Interview
« La FNSEA demande une réforme des retraites courageuse »
Jean-Bernard Bayard, vice-président de la FNSEA, détaille la position de la FNSEA sur les retraites agricoles.
Quels sont les objectifs de la FNSEA pour cette négociation ?
Jean-Bernard Bayard : La réforme doit restaurer la confiance. Depuis plus de 20 ans, les réformes des retraites se succèdent. Et les Français finissent par se demander si leurs régimes de retraite ne vont pas un jour mettre la clef sous la porte. Pour la FNSEA, il est aussi important de trouver une solution aux déficits que de restaurer la confiance dans l’avenir par des règles équitables. Nos politiques doivent faire preuve de courage vis-à-vis des jeunes générations. Il ne suffit pas de parler de justice sociale et d’équité. Il faut que ces mots reprennent sens. En disant cela, je pense bien évidemment à la nécessité de relever les plus faibles retraites agricoles qui demeurent à des niveaux indignes. Les promesses du candidat Hollande doivent ainsi être tenues (voir encadré).
Concernant les mesures de retour à l’équilibre financier, quelles sont les pistes de travail de la FNSEA ?
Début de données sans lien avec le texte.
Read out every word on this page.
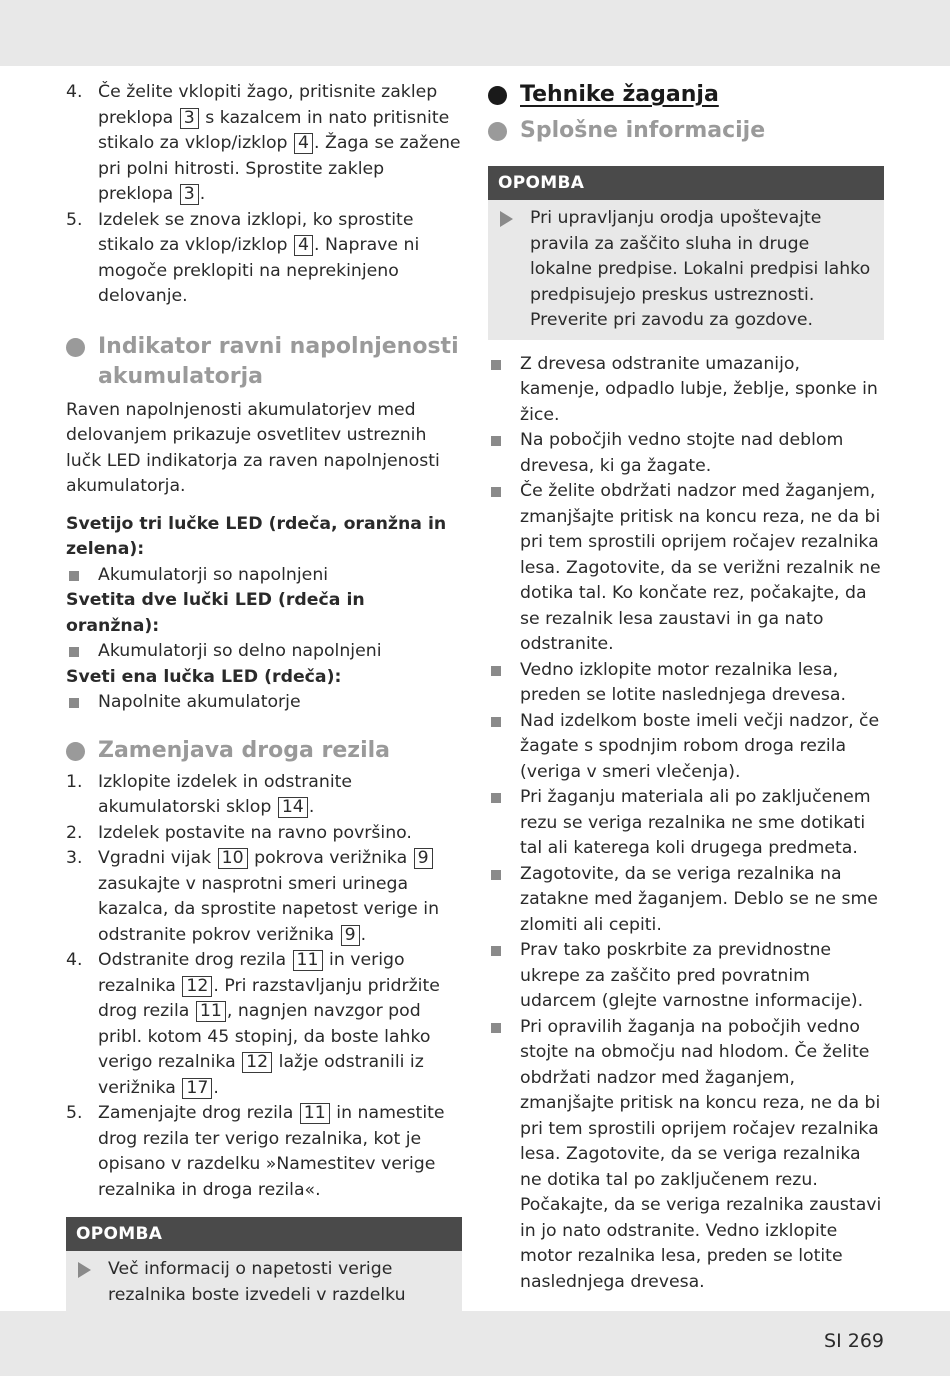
4. Če želite vklopiti žago, pritisnite zaklep preklopa 3 s kazalcem in nato pritisnite stikalo za vklop/izklop 4 . Žaga se zažene pri polni hitrosti. Sprostite zaklep preklopa 3 .
5. Izdelek se znova izklopi, ko sprostite stikalo za vklop/izklop 4 . Naprave ni mogoče preklopiti na neprekinjeno delovanje.
Indikator ravni napolnjenosti akumulatorja
Raven napolnjenosti akumulatorjev med delovanjem prikazuje osvetlitev ustreznih lučk LED indikatorja za raven napolnjenosti akumulatorja.
Svetijo tri lučke LED (rdeča, oranžna in zelena):
Akumulatorji so napolnjeni
Svetita dve lučki LED (rdeča in oranžna):
Akumulatorji so delno napolnjeni
Sveti ena lučka LED (rdeča):
Napolnite akumulatorje
Zamenjava droga rezila
1. Izklopite izdelek in odstranite akumulatorski sklop 14 .
2. Izdelek postavite na ravno površino.
3. Vgradni vijak 10 pokrova verižnika 9 zasukajte v nasprotni smeri urinega kazalca, da sprostite napetost verige in odstranite pokrov verižnika 9 .
4. Odstranite drog rezila 11 in verigo rezalnika 12 . Pri razstavljanju pridržite drog rezila 11 , nagnjen navzgor pod pribl. kotom 45 stopinj, da boste lahko verigo rezalnika 12 lažje odstranili iz verižnika 17 .
5. Zamenjajte drog rezila 11 in namestite drog rezila ter verigo rezalnika, kot je opisano v razdelku »Namestitev verige rezalnika in droga rezila«.
OPOMBA
Več informacij o napetosti verige rezalnika boste izvedeli v razdelku
Tehnike žaganja
Splošne informacije
OPOMBA
Pri upravljanju orodja upoštevajte pravila za zaščito sluha in druge lokalne predpise. Lokalni predpisi lahko predpisujejo preskus ustreznosti. Preverite pri zavodu za gozdove.
Z drevesa odstranite umazanijo, kamenje, odpadlo lubje, žeblje, sponke in žice.
Na pobočjih vedno stojte nad deblom drevesa, ki ga žagate.
Če želite obdržati nadzor med žaganjem, zmanjšajte pritisk na koncu reza, ne da bi pri tem sprostili oprijem ročajev rezalnika lesa. Zagotovite, da se verižni rezalnik ne dotika tal. Ko končate rez, počakajte, da se rezalnik lesa zaustavi in ga nato odstranite.
Vedno izklopite motor rezalnika lesa, preden se lotite naslednjega drevesa.
Nad izdelkom boste imeli večji nadzor, če žagate s spodnjim robom droga rezila (veriga v smeri vlečenja).
Pri žaganju materiala ali po zaključenem rezu se veriga rezalnika ne sme dotikati tal ali katerega koli drugega predmeta.
Zagotovite, da se veriga rezalnika na zatakne med žaganjem. Deblo se ne sme zlomiti ali cepiti.
Prav tako poskrbite za previdnostne ukrepe za zaščito pred povratnim udarcem (glejte varnostne informacije).
Pri opravilih žaganja na pobočjih vedno stojte na območju nad hlodom. Če želite obdržati nadzor med žaganjem, zmanjšajte pritisk na koncu reza, ne da bi pri tem sprostili oprijem ročajev rezalnika lesa. Zagotovite, da se veriga rezalnika ne dotika tal po zaključenem rezu. Počakajte, da se veriga rezalnika zaustavi in jo nato odstranite. Vedno izklopite motor rezalnika lesa, preden se lotite naslednjega drevesa.
SI 269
J-B. B : Les déficits des régimes de retraite imposent de trouver rapidement des ressources. Il y a trois solutions pour cela : augmenter les cotisations, diminuer (ou moins revaloriser) les retraites et allonger la durée de cotisation en retardant l’âge de départ ou en augmentant le nombre de trimestres nécessaires. La FNSEA refuse toute baisse du montant des retraites et tout décrochage des retraites par rapport à l’inflation. Il est impensable d’éroder des pensions agricoles déjà, en moyenne, inférieures au minimum vieillesse (787 € par mois). La retraite minimale des exploitants n’atteint même pas l’objectif minimal de 75 % défini en 2003 lorsque les salariés ne peuvent toucher de retraites inférieures à 85 % du SMIC. De même, la FNSEA refuse toute hausse des cotisations sur les revenus du travail. Il en va de la compétitivité de nos exploitations et de notre économie. Nous nous opposons également à un nouveau recul de l'âge de la retraite. Seule une augmentation de la durée de cotisation en lien avec l’espérance de vie peut être envisageable. En effet, tous ceux qui ont commencé jeunes ne sont pas impactés…
Dans ce cadre, nous demandons des possibilités de retraite anticipée pour les exploitants qui terminent leur carrière agricole en mauvaise situation physique ou financière. Ils sont aujourd’hui exclus de la retraite pour pénibilité qui implique un accident du travail ou une maladie professionnelle. Toutefois, je veux le dire avec force, notre syndicat appelle les acteurs de la réforme à élargir leur réflexion. Une réforme comptable n’est pas suffisante au regard des enjeux.
« Les 25 meilleures années »
Quelles seraient, selon vous, les bases d’une réforme plus ambitieuse ?
J-B B : Il est urgent de remettre de l’équité dans le calcul des retraites. Alors que certains bénéficient d’une retraite calculée sur les 6 derniers mois, les agriculteurs sont les seuls à recevoir une pension basée sur l’intégralité de leur carrière, bonnes et mauvaises années mêlées. Les autres indépendants commerçants et artisans ou les salariés calculent leur retraite sur leurs seules 25 meilleures années de revenus. Il est impossible de justifier de telles différences de traitement. Les variations de revenus de plus en plus fréquentes en agriculture imposent un changement. Un mouvement de convergence est donc nécessaire. Et la retraite des agriculteurs doit aussi être calculée sur les 25 meilleures années de revenus. Au-delà du mode de calcul de la retraite, l’assurance vieillesse doit assurer le même minimum pour vivre à tous les retraités qui ont cotisé une carrière complète. Ce minimum doit être forfaitaire, que l’on soit agriculteur, cheminot ou salarié… Il doit être l’expression de la solidarité nationale. A ce titre, son financement doit être assuré par l’impôt (TVA ou CSG). Aujourd’hui, le minimum de retraite agricole n’est pas calculé de la même façon que le minimum de retraite du régime général. Un minimum d’activité agricole de 17,5 ans est exigé et les plafonds de ressources sont moins favorables aux agriculteurs. Ce n’est pas normal ! C’est en respectant ces priorités que nous restaurerons la confiance des Français dans leur retraite. En les rassurant sur leur niveau de vie une fois en retraite. En garantissant l’équité entre tous.